In 2035, the futuristic city of Diamniadio should have risen next door from the old, worn-out Diamniadio township, and, according to the plan, be the most modern urban center Senegal has ever seen. It’s the biggest project of president Macky Sall’s Emerging Senegal Plan, an ambitious set of initiatives “aiming at getting Senegal onto the road to development by 2035.”
Located 40 kilometers (24 miles) from Dakar, where traffic jams, high housing costs, and overpopulation make life challenging, Diamniadio is hailed by the government as a way to decongest the capital and spur national economic growth. Critics call it a vanity project of president Sall, who is running for reelection in 2019.
It comes with a $2 billion-dollar price-tag. Its 1,644 hectares (little more than 4000 acres) will be subdivided into four sectors of 400 hectares (or 1,000 acres) each—so far, badly linked together. One will be the Ministerial City, next to the “City of knowledge,” with entertainment facilities and the Amadou Mahtar Mbow University (UAM), fit for 30,000 students, an international industrial park, and a “smart city.” Housing will be enough for 350,000 people, with luxury, middle-class, and economic buildings near one another.
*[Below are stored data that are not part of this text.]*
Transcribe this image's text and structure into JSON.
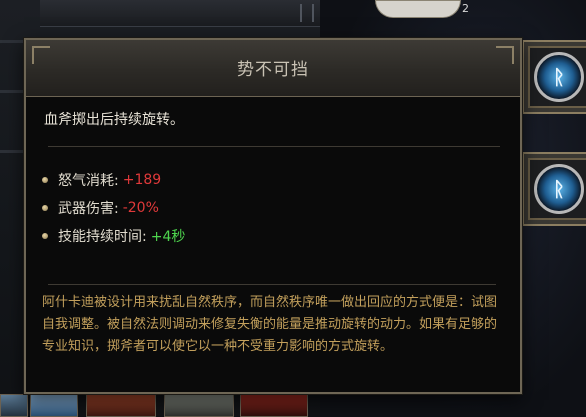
{
  "tooltip": {
    "title": "势不可挡",
    "description": "血斧掷出后持续旋转。",
    "stats": [
      {
        "label": "怒气消耗:",
        "value": "+189",
        "color": "#e0393a"
      },
      {
        "label": "武器伤害:",
        "value": "-20%",
        "color": "#e0393a"
      },
      {
        "label": "技能持续时间:",
        "value": "+4秒",
        "color": "#4ed54e"
      }
    ],
    "lore": "阿什卡迪被设计用来扰乱自然秩序，而自然秩序唯一做出回应的方式便是：试图自我调整。被自然法则调动来修复失衡的能量是推动旋转的动力。如果有足够的专业知识，掷斧者可以使它以一种不受重力影响的方式旋转。"
  },
  "background": {
    "item_count": "2",
    "rune_glyph": "ᚱ"
  }
}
The idea itself isn’t new: Dakar was built in the 19th century, when Senegal was a French colony, on a narrow peninsula meant to house 300,000 people. Today, Greater Dakar has 3 million inhabitants, and the capital’s facilities are not coping. All four of Senegal’s presidents since independence have toyed with the idea of a new urban center to ease pressure on the capital. Sall’s three predecessors eventually shelved their plans, but the current administration is going full steam ahead. From Lagos’ Eko Atlantic to Vision City in Rwanda, new cities are not a new endeavor in Africa—albeit the level of success they encounter can vary widely.
Misplaced ambition?
Those who support the project say that it will be the solution to many of the capital’s problems and a big wealth and job-creating opportunity. Its critics fear a megalomaniac debt-trap that may compromise the country’s shaky finances for years to come.
Many also fear the rise of a wealthy enclave out of reach of most Senegalese. “The majority of the population in Senegal is poor: even the so-called economic housing is going to be too expensive for them,” said Cheikh Cissé, urbanist and researcher, adding that the ambition of building a city for the middle class is misplaced, as this is 3% of the population. “Diamniadio has been planned without inhabitants in mind,” he said. Projects like the Diamniadio Lake City, with futuristic skyscrapers, would hardly be affordable by the average Senegalese worker, with a monthly wage of $144.
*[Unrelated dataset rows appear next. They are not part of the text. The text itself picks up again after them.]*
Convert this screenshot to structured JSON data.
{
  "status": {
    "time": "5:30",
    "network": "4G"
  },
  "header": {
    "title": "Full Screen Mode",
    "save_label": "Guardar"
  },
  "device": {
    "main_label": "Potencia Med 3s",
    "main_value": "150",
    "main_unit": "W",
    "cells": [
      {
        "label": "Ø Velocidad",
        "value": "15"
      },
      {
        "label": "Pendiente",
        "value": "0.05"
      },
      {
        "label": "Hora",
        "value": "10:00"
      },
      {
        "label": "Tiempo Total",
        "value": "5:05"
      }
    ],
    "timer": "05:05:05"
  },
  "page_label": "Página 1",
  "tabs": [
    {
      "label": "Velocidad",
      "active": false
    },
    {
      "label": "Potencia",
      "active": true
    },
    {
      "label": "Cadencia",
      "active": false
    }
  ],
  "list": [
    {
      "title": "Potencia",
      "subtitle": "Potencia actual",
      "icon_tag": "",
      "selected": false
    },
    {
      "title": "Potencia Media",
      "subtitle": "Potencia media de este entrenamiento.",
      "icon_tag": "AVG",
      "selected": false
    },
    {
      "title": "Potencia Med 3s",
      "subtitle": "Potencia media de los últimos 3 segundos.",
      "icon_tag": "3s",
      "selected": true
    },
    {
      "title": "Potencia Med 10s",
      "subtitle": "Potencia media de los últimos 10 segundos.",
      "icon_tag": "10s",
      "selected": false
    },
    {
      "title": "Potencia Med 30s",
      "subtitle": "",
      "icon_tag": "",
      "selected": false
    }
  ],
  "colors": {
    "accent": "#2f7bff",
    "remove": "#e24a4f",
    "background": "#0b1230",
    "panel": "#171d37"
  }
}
Frictions are emerging. The highway’s toll, the first in the country, is considered high at 2500 CFA (around $4.50), while the express train that will link Dakar to Diamniadio, costing more than $900 million (link in French) is suffering serious delays. During a recent visit to the site, only some of the many projects were functioning: a hotel, one ministry, the $80 million Dakar Abdou Diouf conference center, and the newly inaugurated Arena Dakar, a fancy sports complex.
The industrial park has four operational buildings—the main one is occupied by C&H Garment Manufactury, a Chinese company manufacturing clothes for export. China has promised to invest 60 billion CFA (about $105 million) for the second industrial phase of Diamniadio. The UAM University, however, meant to open for the 2017-18 academic year, is still behind, as are most residential buildings.
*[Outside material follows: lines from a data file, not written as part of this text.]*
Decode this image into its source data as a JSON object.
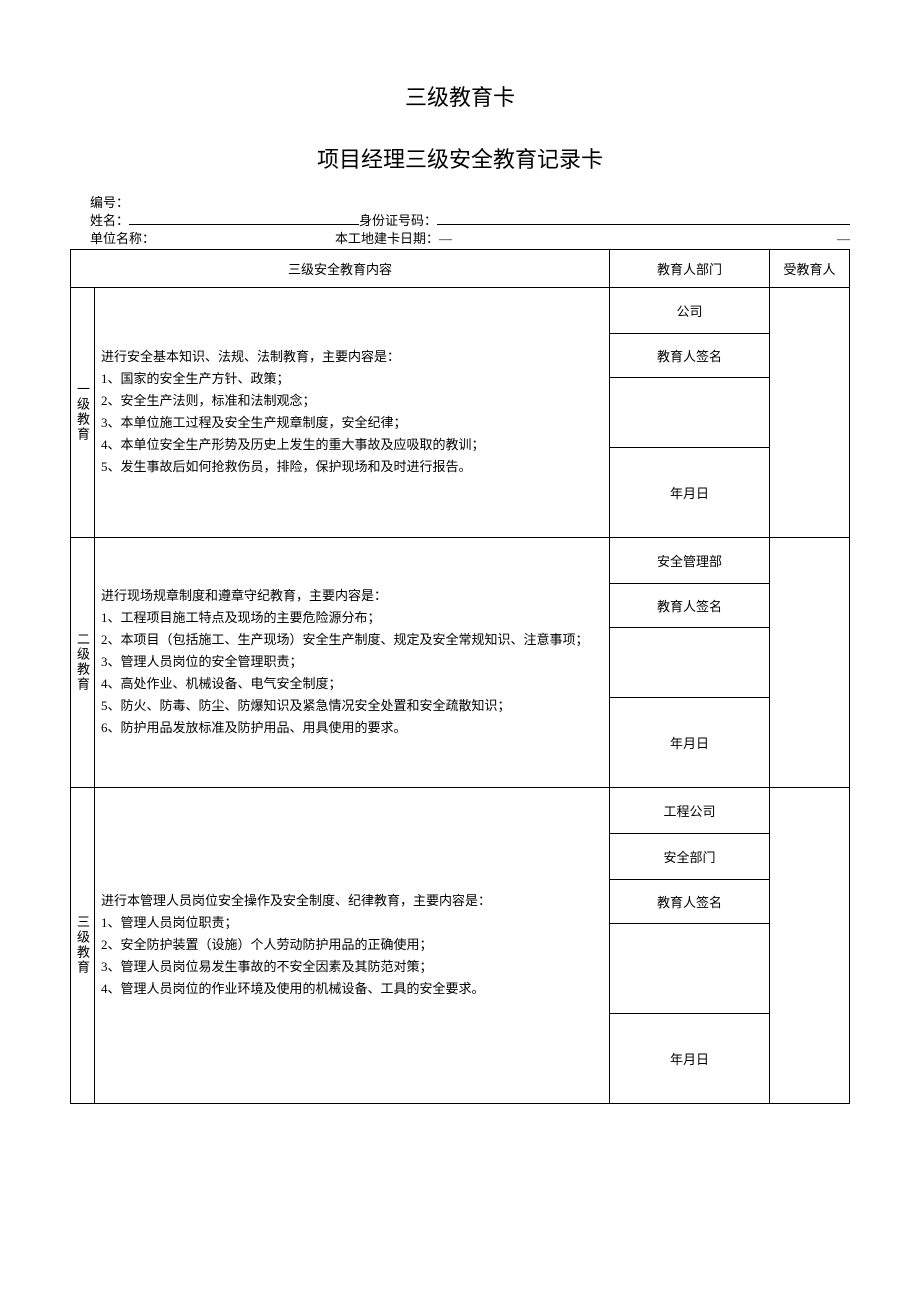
{
  "title_main": "三级教育卡",
  "title_sub": "项目经理三级安全教育记录卡",
  "meta": {
    "serial_label": "编号：",
    "name_label": "姓名：",
    "id_label": "身份证号码：",
    "unit_label": "单位名称：",
    "site_date_label": "本工地建卡日期：",
    "dash": "—",
    "trailing_dash": "—"
  },
  "headers": {
    "content": "三级安全教育内容",
    "dept": "教育人部门",
    "trainee": "受教育人"
  },
  "levels": [
    {
      "label": "一级教育",
      "content": "进行安全基本知识、法规、法制教育，主要内容是：\n1、国家的安全生产方针、政策；\n2、安全生产法则，标准和法制观念；\n3、本单位施工过程及安全生产规章制度，安全纪律；\n4、本单位安全生产形势及历史上发生的重大事故及应吸取的教训；\n5、发生事故后如何抢救伤员，排险，保护现场和及时进行报告。",
      "dept_rows": [
        "公司",
        "教育人签名"
      ],
      "date": "年月日"
    },
    {
      "label": "二级教育",
      "content": "进行现场规章制度和遵章守纪教育，主要内容是：\n1、工程项目施工特点及现场的主要危险源分布；\n2、本项目（包括施工、生产现场）安全生产制度、规定及安全常规知识、注意事项；\n3、管理人员岗位的安全管理职责；\n4、高处作业、机械设备、电气安全制度；\n5、防火、防毒、防尘、防爆知识及紧急情况安全处置和安全疏散知识；\n6、防护用品发放标准及防护用品、用具使用的要求。",
      "dept_rows": [
        "安全管理部",
        "教育人签名"
      ],
      "date": "年月日"
    },
    {
      "label": "三级教育",
      "content": "进行本管理人员岗位安全操作及安全制度、纪律教育，主要内容是：\n1、管理人员岗位职责；\n2、安全防护装置（设施）个人劳动防护用品的正确使用；\n3、管理人员岗位易发生事故的不安全因素及其防范对策；\n4、管理人员岗位的作业环境及使用的机械设备、工具的安全要求。",
      "dept_rows": [
        "工程公司",
        "安全部门",
        "教育人签名"
      ],
      "date": "年月日"
    }
  ]
}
Papa Sow, from the General Delegation of the Promotion of the Urban Pole (DGPU), assures all is well, and that Diamniadio is being financed through a public-private partnership, referring to a system that allows private entrepreneurs to bid for lucrative projects while lending money to the state. Savings will also come from moving ministries out of rented facilities into new headquarters, Sow said, “which we will reimburse through monthly payments until we have bought back the buildings.”
There is some room for optimism: Senegal is growing at 6%-7% annual rate and has attracted close to $10 billion in Eurobond bids just this past March (the money was used for infrastructure building and to pay off older debt.) However, more structural problems continue unresolved: water shortages have been affecting Dakar through the summer, students regularly take to the streets (link in French) against the delays in their monthly scholarship stipends, and university professors have not been receiving their salaries for months on end. In Diamniadio, workers at some projects have been idle, as pay has not been forthcoming.
According to World Bank figures, Senegal’s public debt was at almost 61% at the end of 2017 and external debt was at 62% of GDP. Meanwhile, in old Diamniadio, where even basic facilities are inexistent, residents are complaining of a lack of dialogue with government representatives, and insufficient compensation for informally-owned lands requisitioned for the new city.
The DPGU’s Sow is adamant that the megalopolis that will emerge will be a world city to reckon with, and debt will be repaid. If that happens, the rest of the country and the majority of the population might function at a different speed for years to come.